A síndrome de Dandy-Walker (SDW) é uma síndrome não familiar, caracterizada por dilatação cística do quarto ventrículo e por aplasia ou hipotrofia parcial ou total do vermis cerebelar. Geralmente apresenta atresia dos forames de Lushka e Magendie. Em três quartos dos casos ocorrem outras malformações cerebrais como agenesia do corpo caloso, heteropsias, lissencefalia, estenose do aqueduto de Sylvius(2-3). Gardner et al** propuseram que a SDW, juntamente com outras síndromes (Arnold-Chiari, cisto aracnóide de cerebelo e siringomielia), seriam manifestações de uma mesma doença(1).
Alguns estudos mostram uma incidência de aproximadamente 70% de relação entre a SDW e anomalias sistêmicas(1).

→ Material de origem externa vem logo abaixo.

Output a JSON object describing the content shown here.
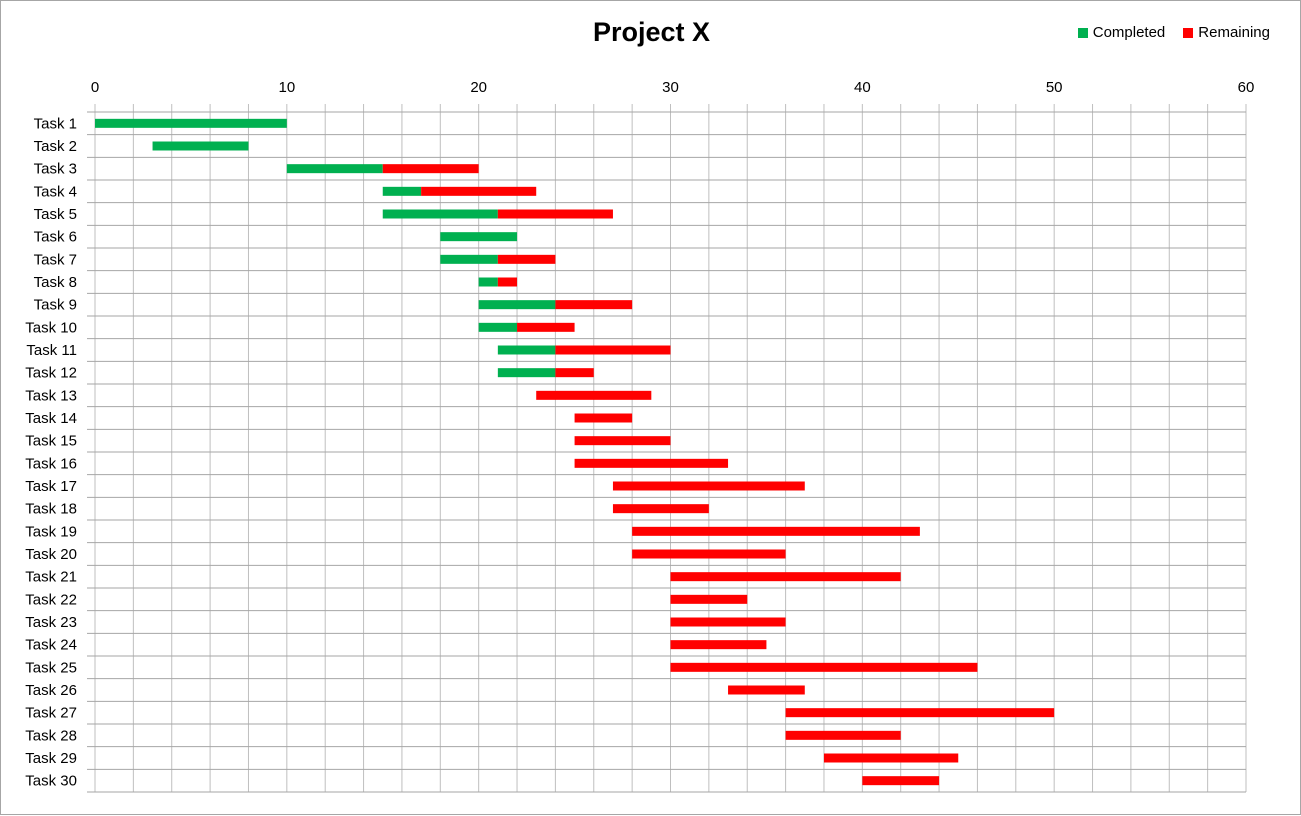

Pouco se sabe sobre malformações congênitas das estruturas da fossa posterior, suas alterações genéticas foram mapeadas para o cromossomo 3q(4-5), mas o gene ao certo não localizado, porém sabe-se que a base do processo de desenvolvimento das estruturas da fossa posterior é a natureza para as malformações cerebelares humanas(5). Sabe-se também que as estruturas cerebelares se desenvolvem precocemente no período embrionário até os primeiros anos pós-natais, este acontecimento deixaria o cerebelo vulnerável a um largo espectro de desordens do seu desenvolvimento(6). A patogenia desta síndrome é controvertida, porém a teoria mais aceita é a de que a folha do desenvolvimento dos forames de Lushka e Magendie, durante o quarto mês de vida fetal, leva ao abaulamento cístico do quarto ventrículo. Novas teorias propuseram que a SDW decorreria de uma falha no desenvolvimento no teto do rombencéfalo, tendo este como causa um efeito teratogênico(1). Alguns trabalhos sugerem que o uso de warfarin em longo prazo seria responsável pelo desenvolvimento da SDW em 1-2% dos fetos expostos(7). O que vem reforçar ainda mais esta teoria é que um estudo realizado por Hart et al., mostrou que não há relação entre grau de hidrocefalia e o tamanho do cisto da fossa posterior, atenuação do vermis ou permeabilidade do quarto ventrículo e em alguns casos a hidrocefalia estava ausente(1). A SDW é uma entidade heterogênica de hipoplasia de vermis cerebelar, sendo recentemente identificado um gene associado à ligação com X-HPRT(8), também relacionado com doença de gânglios da base.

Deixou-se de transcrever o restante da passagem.